Sobre os problemas de produtividade e transtornos psicológicos, Pacheco diz que isso também será analisado junto com o Ministério da Saúde, mas questiona o fato de que “no extremo sul chileno as pessoas sempre conviveram com a alvorada após as 8h, e tenho entendido que isso não é um problema. Sem contar que, com o horário atual, o crepúsculo na Zona Austral agora é às 17h, não às 16h, e isso também deveria considerar um efeito positivo em alguns casos”. O ministro lembrou também que, a partir do último solstício (no dia 24 de junho), o nascer do sol virá mais cedo conforme o passar dos dias.

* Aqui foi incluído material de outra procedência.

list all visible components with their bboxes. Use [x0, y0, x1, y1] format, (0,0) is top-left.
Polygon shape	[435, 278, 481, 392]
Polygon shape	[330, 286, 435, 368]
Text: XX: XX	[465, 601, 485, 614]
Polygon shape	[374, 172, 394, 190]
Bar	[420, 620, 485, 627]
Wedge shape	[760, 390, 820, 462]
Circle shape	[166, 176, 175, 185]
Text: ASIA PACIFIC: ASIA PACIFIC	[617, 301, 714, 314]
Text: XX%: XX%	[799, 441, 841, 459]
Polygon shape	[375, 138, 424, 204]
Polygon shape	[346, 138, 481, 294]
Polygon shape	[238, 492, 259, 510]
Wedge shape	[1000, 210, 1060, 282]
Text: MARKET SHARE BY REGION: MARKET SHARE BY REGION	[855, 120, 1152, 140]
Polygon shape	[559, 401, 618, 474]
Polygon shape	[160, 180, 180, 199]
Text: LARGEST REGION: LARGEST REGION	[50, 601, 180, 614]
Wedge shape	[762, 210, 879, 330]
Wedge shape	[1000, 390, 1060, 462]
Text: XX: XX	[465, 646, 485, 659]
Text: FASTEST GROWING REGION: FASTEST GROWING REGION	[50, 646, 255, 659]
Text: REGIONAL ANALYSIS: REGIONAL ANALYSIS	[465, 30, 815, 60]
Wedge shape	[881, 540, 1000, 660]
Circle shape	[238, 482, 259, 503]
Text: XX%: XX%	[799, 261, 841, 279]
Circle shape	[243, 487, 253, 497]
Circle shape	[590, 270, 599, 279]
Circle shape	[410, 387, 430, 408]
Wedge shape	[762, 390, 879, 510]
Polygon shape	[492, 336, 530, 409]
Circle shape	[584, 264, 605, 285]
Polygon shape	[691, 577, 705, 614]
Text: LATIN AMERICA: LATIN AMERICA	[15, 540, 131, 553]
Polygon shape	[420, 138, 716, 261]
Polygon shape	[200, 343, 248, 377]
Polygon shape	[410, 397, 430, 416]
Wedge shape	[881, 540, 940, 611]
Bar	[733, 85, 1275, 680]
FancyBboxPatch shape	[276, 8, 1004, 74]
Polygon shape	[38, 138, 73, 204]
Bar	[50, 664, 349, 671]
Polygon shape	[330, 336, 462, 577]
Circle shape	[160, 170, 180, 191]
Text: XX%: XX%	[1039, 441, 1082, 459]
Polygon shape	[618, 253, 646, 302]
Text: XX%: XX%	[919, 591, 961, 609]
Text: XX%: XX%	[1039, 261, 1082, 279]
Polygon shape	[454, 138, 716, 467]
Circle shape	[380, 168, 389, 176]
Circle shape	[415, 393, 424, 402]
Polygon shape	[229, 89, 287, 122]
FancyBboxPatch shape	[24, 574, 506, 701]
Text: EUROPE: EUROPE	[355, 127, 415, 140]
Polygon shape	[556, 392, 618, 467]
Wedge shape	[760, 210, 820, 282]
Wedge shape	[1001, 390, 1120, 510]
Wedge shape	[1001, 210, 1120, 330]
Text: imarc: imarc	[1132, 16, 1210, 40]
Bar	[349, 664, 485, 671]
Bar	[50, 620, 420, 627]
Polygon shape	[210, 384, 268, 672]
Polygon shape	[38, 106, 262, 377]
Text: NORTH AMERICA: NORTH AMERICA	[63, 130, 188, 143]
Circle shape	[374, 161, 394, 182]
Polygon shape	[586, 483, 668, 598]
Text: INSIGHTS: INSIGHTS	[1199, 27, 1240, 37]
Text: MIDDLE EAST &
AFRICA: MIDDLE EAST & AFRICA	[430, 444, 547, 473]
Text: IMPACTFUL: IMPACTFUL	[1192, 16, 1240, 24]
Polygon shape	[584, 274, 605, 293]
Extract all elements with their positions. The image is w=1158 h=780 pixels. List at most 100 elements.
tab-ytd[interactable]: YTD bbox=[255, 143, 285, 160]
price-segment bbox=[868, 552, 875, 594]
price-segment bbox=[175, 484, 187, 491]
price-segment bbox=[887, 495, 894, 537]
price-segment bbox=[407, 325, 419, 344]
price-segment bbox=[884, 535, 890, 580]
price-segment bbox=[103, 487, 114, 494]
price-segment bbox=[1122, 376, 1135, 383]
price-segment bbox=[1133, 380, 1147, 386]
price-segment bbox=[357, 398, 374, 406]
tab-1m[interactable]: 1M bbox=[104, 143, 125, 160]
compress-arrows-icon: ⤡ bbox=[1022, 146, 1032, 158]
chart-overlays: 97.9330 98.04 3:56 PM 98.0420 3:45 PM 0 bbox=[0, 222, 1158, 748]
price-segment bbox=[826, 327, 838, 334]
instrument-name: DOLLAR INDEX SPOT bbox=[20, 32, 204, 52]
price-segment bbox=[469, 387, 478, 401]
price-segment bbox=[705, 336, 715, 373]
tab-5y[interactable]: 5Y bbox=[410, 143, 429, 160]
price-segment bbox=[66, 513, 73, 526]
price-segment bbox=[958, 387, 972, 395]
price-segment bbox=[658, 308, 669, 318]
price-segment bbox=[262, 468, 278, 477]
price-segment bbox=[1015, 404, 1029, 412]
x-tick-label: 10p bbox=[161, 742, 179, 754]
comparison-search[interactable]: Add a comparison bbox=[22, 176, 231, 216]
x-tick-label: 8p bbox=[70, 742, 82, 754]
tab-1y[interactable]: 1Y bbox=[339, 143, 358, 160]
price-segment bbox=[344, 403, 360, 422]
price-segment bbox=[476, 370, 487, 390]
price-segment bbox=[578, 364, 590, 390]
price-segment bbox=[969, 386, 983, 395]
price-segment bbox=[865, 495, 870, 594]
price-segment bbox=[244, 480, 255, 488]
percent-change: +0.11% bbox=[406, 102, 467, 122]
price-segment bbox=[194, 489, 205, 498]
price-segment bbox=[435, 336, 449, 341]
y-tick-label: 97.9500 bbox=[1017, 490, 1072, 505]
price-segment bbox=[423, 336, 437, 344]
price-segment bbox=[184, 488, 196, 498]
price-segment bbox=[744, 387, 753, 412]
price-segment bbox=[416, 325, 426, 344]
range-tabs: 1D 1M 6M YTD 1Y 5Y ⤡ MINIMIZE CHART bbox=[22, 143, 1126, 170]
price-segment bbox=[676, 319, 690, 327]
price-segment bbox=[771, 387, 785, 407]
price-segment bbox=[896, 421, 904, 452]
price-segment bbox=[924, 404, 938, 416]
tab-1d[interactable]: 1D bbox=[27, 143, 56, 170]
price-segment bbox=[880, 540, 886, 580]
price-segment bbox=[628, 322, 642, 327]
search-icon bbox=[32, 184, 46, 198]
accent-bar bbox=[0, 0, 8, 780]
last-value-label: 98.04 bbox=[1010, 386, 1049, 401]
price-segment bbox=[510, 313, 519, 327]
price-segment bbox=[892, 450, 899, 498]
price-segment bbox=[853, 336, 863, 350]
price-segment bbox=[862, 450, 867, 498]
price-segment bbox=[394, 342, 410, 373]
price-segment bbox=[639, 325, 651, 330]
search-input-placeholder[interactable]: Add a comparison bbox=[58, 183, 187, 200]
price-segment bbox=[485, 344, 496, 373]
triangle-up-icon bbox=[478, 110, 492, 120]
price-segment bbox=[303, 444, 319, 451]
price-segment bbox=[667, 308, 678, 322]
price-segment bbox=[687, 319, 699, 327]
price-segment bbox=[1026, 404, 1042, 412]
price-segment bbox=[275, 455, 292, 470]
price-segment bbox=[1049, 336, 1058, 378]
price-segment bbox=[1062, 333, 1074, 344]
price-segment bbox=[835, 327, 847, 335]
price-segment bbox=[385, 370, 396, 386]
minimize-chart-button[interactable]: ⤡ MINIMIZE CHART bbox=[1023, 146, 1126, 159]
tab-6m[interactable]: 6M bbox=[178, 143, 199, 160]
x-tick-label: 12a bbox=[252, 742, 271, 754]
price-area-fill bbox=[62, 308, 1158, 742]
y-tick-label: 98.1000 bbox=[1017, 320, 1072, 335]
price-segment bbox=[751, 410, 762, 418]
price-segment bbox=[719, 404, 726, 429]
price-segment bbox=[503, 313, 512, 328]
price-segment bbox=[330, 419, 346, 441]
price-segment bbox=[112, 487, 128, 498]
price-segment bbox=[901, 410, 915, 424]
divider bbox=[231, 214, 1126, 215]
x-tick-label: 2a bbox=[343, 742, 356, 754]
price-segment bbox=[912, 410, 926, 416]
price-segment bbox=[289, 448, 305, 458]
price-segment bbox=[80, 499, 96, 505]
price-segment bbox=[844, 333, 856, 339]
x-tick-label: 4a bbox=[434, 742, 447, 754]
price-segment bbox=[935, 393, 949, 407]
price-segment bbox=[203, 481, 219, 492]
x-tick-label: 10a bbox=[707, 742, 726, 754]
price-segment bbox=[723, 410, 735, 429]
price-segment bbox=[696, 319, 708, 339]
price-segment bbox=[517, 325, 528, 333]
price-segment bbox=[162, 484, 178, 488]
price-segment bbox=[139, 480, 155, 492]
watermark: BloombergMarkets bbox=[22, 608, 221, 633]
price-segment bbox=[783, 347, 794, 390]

A presidenta da Sociedade Chilena de Medicina do Sono, Carmen Gloria Betancur, contesta o ministro, afirmando que “em termos proporcionais, as regiões do extremo sul do país são as que têm maior número de casos de depressão, e o mesmo fenômeno acontece, por exemplo, em países nórdicos, nas regiões mais polares”. Betancur disse também que os problemas percebidos este ano deveriam provocar um debate sobre a necessidade do Chile adotar diferentes fusos, e não submeter todo o território ao horário de Santiago. “O ministro citou as regiões austrais como exemplo positivo, e as cidades como Punta Arenas, por questões geográficas, deveriam mesmo usar o GMT -3h, como no Brasil e na Argentina”.

No caso do aumento da criminalidade, o governo afirmou que efetivamente tem trabalhado, através do Ministério do Interior e com o apoio de entidades ligadas ao tema da segurança, e já alterou o sistema de patrulhamento tanto nos centros urbanos quanto em zonas rurais.